Kamu ragu. Untuk yang kesekian kali, kamu ragu. Aku tahu. Tidak usah kamu menuntut ini, itu. Karena, itu, aku tahu. Darimana aku tahu? Tak usahlah kamu tanya ke sini, ke situ. Ini cuma aku, yang mencari tahu. Aku tahu, karena rasa itu pun ada di dalamku. Ragu.
Kamu bertanya-tanya mengenai itu. Sungguh aku tidak tahu-menahu. Kurang dari seperempat abad umurku, tak ada minatku untuk mencari tahu. Mencari tahu rasa itu. Iya, aku tahu. Aku tahu karena aku sengaja membutakan mataku.
Kamu tahu apa yang lucu? Sebuah teori yang mengamini bahwa setiap makhluk di muka bumi itu lebih mencintai makhluk dengan sifat-sifat yang berlawanan darinya. Bukankah yang seperti itu datang dari dua makhluk yang saling cocok? Bukankah yang paling cocok itu adalah yang memiliki banyak kesamaan? Teori macam apa itu!
Baiklah, aku mengalah. Aku setuju dengan teori itu. Kini, teori itu sama sekali tidak menjadi lucu. Semua terjadi ketika aku bertemu kamu.
Kamu, dengan semua tolakkan sifatku: lakumu, pikirmu, rasamu, kerasmu, diammu, polamu, takutmu, ambisimu, citamu, semua! Tidak ada yang bisa membuatku melepaskan pikir akanmu di kepalaku. Benarlah adanya teori tarik menarik magnet terjadi padaku saat itu. Kini aku malah berharap menjadi utaramu. Sumbu tempatmu menuju.
Sampai kemarin, aku percaya jika kodrat lelaki adalah untuk mencinta, mencari dan menentukan, memilah dan mengambil keputusan. Sedangkan wanita, terlahir untuk dicinta, dibelai dengan sayang dan kasih penuh perlindungan. Percayakah kamu bila cinta bisa terbagi pada dua orang yang saling mencinta? Aku tidak. Aku rasa, cinta hanya milik pribadi yang merasa.
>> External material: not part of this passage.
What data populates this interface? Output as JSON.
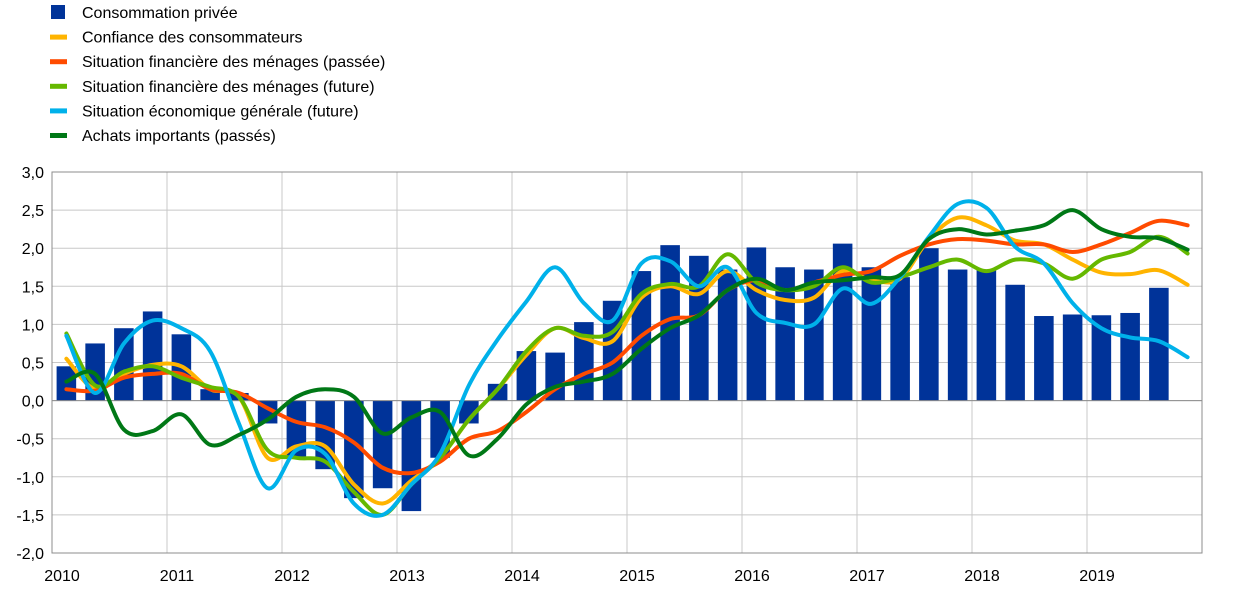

Jika aku cinta kamu, maka segala yang aku lakukan adalah untuk aku. Karena aku bahagia melihat senyummu, maka aku akan berikan yang terbaik untukmu. Karena aku benci melihat wajah sendumu, maka aku ciptakan tawa di sekitarmu. Karena aku tak mau cemburu, maka aku hindari hidup dalam bayang masa lalumu. Karena cinta adalah semua tentang aku. Bukan untuk kamu, bukan untuk kita. Tapi aku. Aku yang akan mendapat bahagia ketika kamu juga rasa.Maka itu, aku tak mau berbagi cinta, walau denganmu yang aku cinta. Rasa ini terlalu cantik untuk aku bagi, bahkan untukmu.
Denganmu, aku rasa kesal, sesal yang sepadan. Benciku tak pernah larut padamu. Seperti embun yang menyublim dalam teriknya matahari. Rindu, kesal, benci, jijik, sayang, dan harapan bersatu padu untuk tetap memberiku nyawa untuk tidak berhenti memujamu.
Kamu, kamu, kamu. Mengapa begitu bahagianya aku ditemani rasa ini? Mereka bilang aku sendirian. Awalnya aku percaya itu. Namun kini, apa yang aku harus takutkan? Aku memang tidak memilikimu, tapi aku memiliki cinta untukmu. Itu lebih dari cukup, dan sampai kapan pun, aku tak akan pernah menyesali itu. Menyayangimu, adalah anugerah Tuhan untuk jiwa kosongku. Terimakasih, kamu!